Mountains

25 2 0
                                    

I don't hike anymore. My mom used to get us up at seven in the morning and drive us to the water tank in the mountains. We would hike to rivers, bridges, waterfalls, caves. She had all the trails memorized in her head. Something that looked like a tangled maze to me was a clear path to her.

When I was ten my family became too busy for such mundane things as hiking.
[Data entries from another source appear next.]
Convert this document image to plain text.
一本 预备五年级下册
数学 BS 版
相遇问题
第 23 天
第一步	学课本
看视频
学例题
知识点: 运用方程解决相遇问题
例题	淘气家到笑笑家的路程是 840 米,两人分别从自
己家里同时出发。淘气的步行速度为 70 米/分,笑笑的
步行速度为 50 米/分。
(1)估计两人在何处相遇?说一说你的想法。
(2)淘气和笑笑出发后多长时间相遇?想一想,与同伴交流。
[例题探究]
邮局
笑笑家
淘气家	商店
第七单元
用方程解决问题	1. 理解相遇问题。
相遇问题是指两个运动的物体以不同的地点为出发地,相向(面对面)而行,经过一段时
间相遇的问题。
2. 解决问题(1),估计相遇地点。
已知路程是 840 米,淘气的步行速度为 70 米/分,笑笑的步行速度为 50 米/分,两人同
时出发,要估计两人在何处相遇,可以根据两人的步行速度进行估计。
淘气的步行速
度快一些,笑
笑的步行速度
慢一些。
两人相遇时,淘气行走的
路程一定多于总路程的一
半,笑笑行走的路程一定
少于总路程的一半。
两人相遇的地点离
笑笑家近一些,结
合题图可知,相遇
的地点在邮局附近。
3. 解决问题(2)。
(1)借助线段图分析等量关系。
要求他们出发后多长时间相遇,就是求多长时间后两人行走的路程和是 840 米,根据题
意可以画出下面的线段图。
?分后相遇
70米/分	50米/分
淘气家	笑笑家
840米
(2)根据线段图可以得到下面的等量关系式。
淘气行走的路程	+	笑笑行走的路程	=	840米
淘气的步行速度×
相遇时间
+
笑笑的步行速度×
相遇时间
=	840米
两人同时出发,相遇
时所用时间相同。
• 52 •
That was around the time we all began falling apart. Unknown by me, my oldest sister met her emotional downfall in a boy when I was ten and she was sixteen. My brother began to leave us all behind, preferring the company of dangerous friends over family, and my other sister began to distance herself from me.

But my brother never stopped hiking. While my oldest sister was overtaken by her darker self and my other sister stayed reading in her room, he journeyed into the mountains, away from us and further into his new life. This progressed for four years. In this time, everything changed but these hikes. My dad found a new love, my mother evolved and progressed into a warrior, my sister severed ties with the boy who did his best to break her, my other sister and I grew closer. My brother began taking part in increasingly dangerous things. Mary Jane, mushrooms, psychedelics, vapes, became closer to him than I ever was.

I never knew my brother. We fought, yelled, slammed doors, and said things we wished we could take back. The last year we had, we were kind. We were never close, but we were kind. We smiled, talked, went on the two most valuable walks and spent the most important days of my life together.

He never stopped hiking, exploring. He journeyed into the mountains to help himself breathe, for the fresh air and for the beauty in the untouched. I suppose it is ironic that the place he breathed easy is the place I struggle to suck in a breath. Ironic that the very place he breathed easy is the place he took his last breath.